La décision du Tribunal n’a pas encore eu d’impact tangible dans la vie des plus de 163 000 enfants des Premières Nations dont les droits à l’égalité ont été bafoués. Bien que le gouvernement du Canada n’ait pas porté la décision du Tribunal en révision judiciaire, au moment d’écrire ces lignes, aucune mesure n’a été prise par celui-ci afin de se conformer à l’ordonnance du Tribunal de cesser immédiatement tout traitement discriminatoire contre les enfants des Premières Nations en matière d’aide à l’enfance. Lors de sa comparution devant le Comité des droits sociaux, économiques et culturels des Nations Unies en février 2016, le Canada n’a pris aucun engagement de réformer ses régimes de financement de services d’aide à l’enfance aux Premières Nations. En réponse aux questions des membres du Comité, le Canada a vanté les mérites de son « Approche améliorée axée sur la prévention ». C’est précisément cette formule qui a été jugée discriminatoire par le Tribunal des droits de la personne. De même, le budget du gouvernement présenté en mars 2016 ne fait que jeter de la poudre aux yeux des Canadien-ne-s qui revendiquent la fin de la discrimination raciale dans la politique fiscale de notre pays. Pour cette année, le Canada s’engage à augmenter son financement de services d’aide à l’enfance de 71 millions alors qu’en 2012, les documents du gouvernement estimaient le sous-financement de ces services aux enfants des Premières Nations par rapport à ceux offerts à d’autres Canadien-ne-s à plus de 109 millions de dollars.
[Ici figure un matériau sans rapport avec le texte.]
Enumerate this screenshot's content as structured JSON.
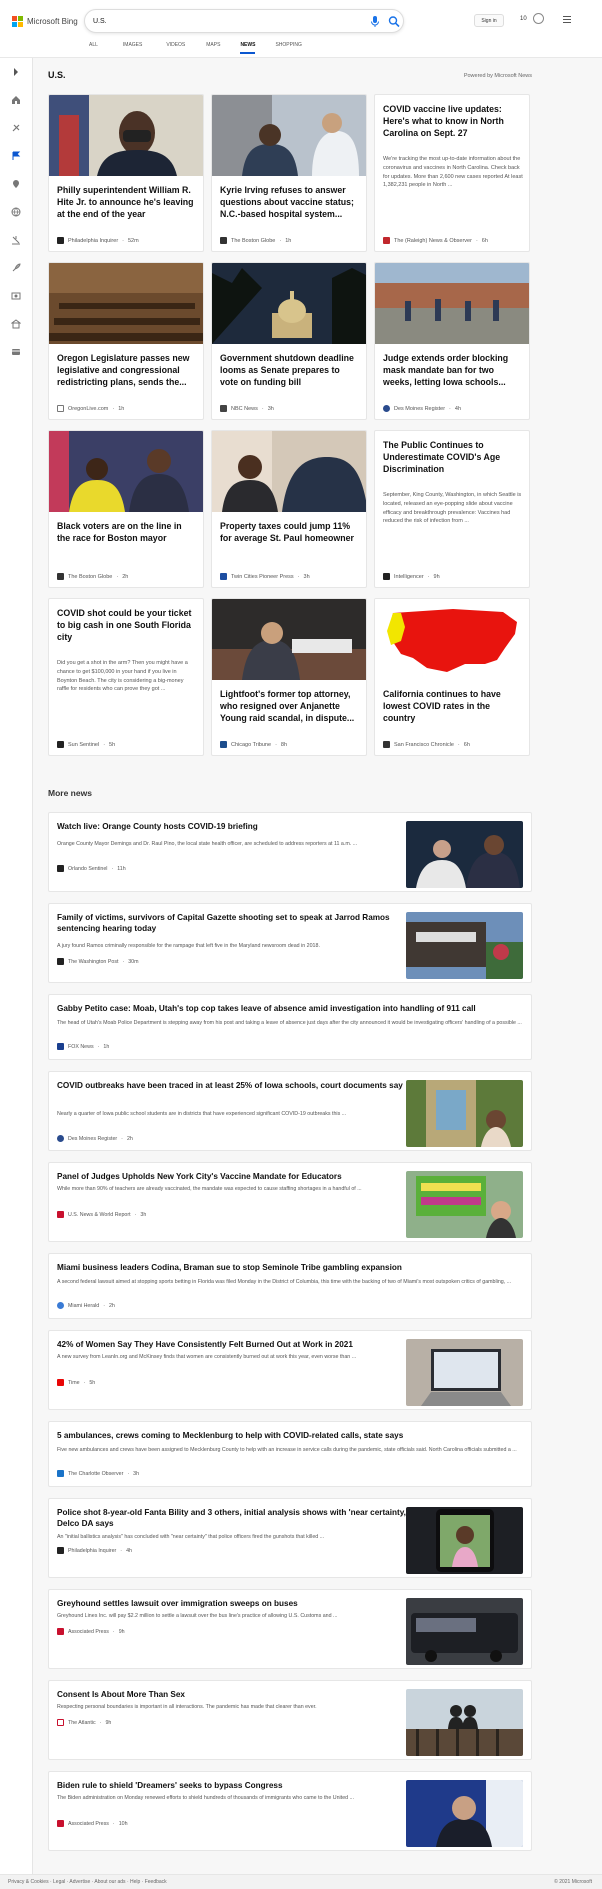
{
  "header": {
    "brand": "Microsoft Bing",
    "search_value": "U.S.",
    "signin": "Sign in",
    "points": "10",
    "tabs": [
      {
        "label": "ALL"
      },
      {
        "label": "IMAGES"
      },
      {
        "label": "VIDEOS"
      },
      {
        "label": "MAPS"
      },
      {
        "label": "NEWS"
      },
      {
        "label": "SHOPPING"
      }
    ],
    "active_tab": "NEWS",
    "logo_colors": [
      "#f25022",
      "#7fba00",
      "#00a4ef",
      "#ffb900"
    ]
  },
  "rail": {
    "icons": [
      "chevron-right-icon",
      "home-icon",
      "us-icon",
      "flag-icon",
      "location-icon",
      "globe-icon",
      "scale-icon",
      "rocket-icon",
      "film-icon",
      "health-icon",
      "card-icon"
    ]
  },
  "section": {
    "title": "U.S.",
    "powered": "Powered by Microsoft News"
  },
  "cards": [
    {
      "title": "Philly superintendent William R. Hite Jr. to announce he's leaving at the end of the year",
      "source": "Philadelphia Inquirer",
      "age": "52m"
    },
    {
      "title": "Kyrie Irving refuses to answer questions about vaccine status; N.C.-based hospital system...",
      "source": "The Boston Globe",
      "age": "1h"
    },
    {
      "title": "COVID vaccine live updates: Here's what to know in North Carolina on Sept. 27",
      "snippet": "We're tracking the most up-to-date information about the coronavirus and vaccines in North Carolina. Check back for updates. More than 2,600 new cases reported At least 1,382,231 people in North ...",
      "source": "The (Raleigh) News & Observer",
      "age": "6h"
    },
    {
      "title": "Oregon Legislature passes new legislative and congressional redistricting plans, sends the...",
      "source": "OregonLive.com",
      "age": "1h"
    },
    {
      "title": "Government shutdown deadline looms as Senate prepares to vote on funding bill",
      "source": "NBC News",
      "age": "3h"
    },
    {
      "title": "Judge extends order blocking mask mandate ban for two weeks, letting Iowa schools...",
      "source": "Des Moines Register",
      "age": "4h"
    },
    {
      "title": "Black voters are on the line in the race for Boston mayor",
      "source": "The Boston Globe",
      "age": "2h"
    },
    {
      "title": "Property taxes could jump 11% for average St. Paul homeowner",
      "source": "Twin Cities Pioneer Press",
      "age": "3h"
    },
    {
      "title": "The Public Continues to Underestimate COVID's Age Discrimination",
      "snippet": "September, King County, Washington, in which Seattle is located, released an eye-popping slide about vaccine efficacy and breakthrough prevalence: Vaccines had reduced the risk of infection from ...",
      "source": "Intelligencer",
      "age": "9h"
    },
    {
      "title": "COVID shot could be your ticket to big cash in one South Florida city",
      "snippet": "Did you get a shot in the arm? Then you might have a chance to get $100,000 in your hand if you live in Boynton Beach. The city is considering a big-money raffle for residents who can prove they got ...",
      "source": "Sun Sentinel",
      "age": "5h"
    },
    {
      "title": "Lightfoot's former top attorney, who resigned over Anjanette Young raid scandal, in dispute...",
      "source": "Chicago Tribune",
      "age": "8h"
    },
    {
      "title": "California continues to have lowest COVID rates in the country",
      "source": "San Francisco Chronicle",
      "age": "6h"
    }
  ],
  "more": {
    "title": "More news",
    "items": [
      {
        "title": "Watch live: Orange County hosts COVID-19 briefing",
        "snippet": "Orange County Mayor Demings and Dr. Raul Pino, the local state health officer, are scheduled to address reporters at 11 a.m. ...",
        "source": "Orlando Sentinel",
        "age": "11h"
      },
      {
        "title": "Family of victims, survivors of Capital Gazette shooting set to speak at Jarrod Ramos sentencing hearing today",
        "snippet": "A jury found Ramos criminally responsible for the rampage that left five in the Maryland newsroom dead in 2018.",
        "source": "The Washington Post",
        "age": "30m"
      },
      {
        "title": "Gabby Petito case: Moab, Utah's top cop takes leave of absence amid investigation into handling of 911 call",
        "snippet": "The head of Utah's Moab Police Department is stepping away from his post and taking a leave of absence just days after the city announced it would be investigating officers' handling of a possible ...",
        "source": "FOX News",
        "age": "1h"
      },
      {
        "title": "COVID outbreaks have been traced in at least 25% of Iowa schools, court documents say",
        "snippet": "Nearly a quarter of Iowa public school students are in districts that have experienced significant COVID-19 outbreaks this ...",
        "source": "Des Moines Register",
        "age": "2h"
      },
      {
        "title": "Panel of Judges Upholds New York City's Vaccine Mandate for Educators",
        "snippet": "While more than 90% of teachers are already vaccinated, the mandate was expected to cause staffing shortages in a handful of ...",
        "source": "U.S. News & World Report",
        "age": "3h"
      },
      {
        "title": "Miami business leaders Codina, Braman sue to stop Seminole Tribe gambling expansion",
        "snippet": "A second federal lawsuit aimed at stopping sports betting in Florida was filed Monday in the District of Columbia, this time with the backing of two of Miami's most outspoken critics of gambling, ...",
        "source": "Miami Herald",
        "age": "2h"
      },
      {
        "title": "42% of Women Say They Have Consistently Felt Burned Out at Work in 2021",
        "snippet": "A new survey from LeanIn.org and McKinsey finds that women are consistently burned out at work this year, even worse than ...",
        "source": "Time",
        "age": "5h"
      },
      {
        "title": "5 ambulances, crews coming to Mecklenburg to help with COVID-related calls, state says",
        "snippet": "Five new ambulances and crews have been assigned to Mecklenburg County to help with an increase in service calls during the pandemic, state officials said. North Carolina officials submitted a ...",
        "source": "The Charlotte Observer",
        "age": "3h"
      },
      {
        "title": "Police shot 8-year-old Fanta Bility and 3 others, initial analysis shows with 'near certainty,' Delco DA says",
        "snippet": "An \"initial ballistics analysis\" has concluded with \"near certainty\" that police officers fired the gunshots that killed ...",
        "source": "Philadelphia Inquirer",
        "age": "4h"
      },
      {
        "title": "Greyhound settles lawsuit over immigration sweeps on buses",
        "snippet": "Greyhound Lines Inc. will pay $2.2 million to settle a lawsuit over the bus line's practice of allowing U.S. Customs and ...",
        "source": "Associated Press",
        "age": "9h"
      },
      {
        "title": "Consent Is About More Than Sex",
        "snippet": "Respecting personal boundaries is important in all interactions. The pandemic has made that clearer than ever.",
        "source": "The Atlantic",
        "age": "9h"
      },
      {
        "title": "Biden rule to shield 'Dreamers' seeks to bypass Congress",
        "snippet": "The Biden administration on Monday renewed efforts to shield hundreds of thousands of immigrants who came to the United ...",
        "source": "Associated Press",
        "age": "10h"
      }
    ]
  },
  "footer": {
    "left": "Privacy & Cookies · Legal · Advertise · About our ads · Help · Feedback",
    "right": "© 2021 Microsoft"
  }
}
En fait, la majorité du financement prévu pour les services aux enfants des Premières Nations dans le budget ne sera versée qu’en 2020-2021, soit durant la première année du prochain gouvernement, ou s’il est réélu, du second mandat du gouvernement libéral. Les enfants des Premières Nations devront ainsi retourner devant le Tribunal afin de demander des ordonnances précises pour mettre fin à la discrimination dont ils sont victimes. En l’absence d’une volonté politique de donner suite à son obligation dans ce dossier, le gouvernement du Canada pourrait se voir légalement contraint par le Tribunal de passer aux actes afin de mettre fin au traitement discriminatoire des enfants des Premières Nations.
[1] Anne Levesque est l’une des avocates qui représentaient la Société de soutien à l’enfance et à la famille des Premières nations du Canada dans sa plainte historique contre le Canada concernant le traitement discriminatoire envers les enfants de Premières Nations en matière d’aide à l’enfance. Elle a étudié le droit à la Faculté de droit (Section common law) de l’Université d’Ottawa avant de faire sa maîtrise en droit international de la personne à l’University of Oxford.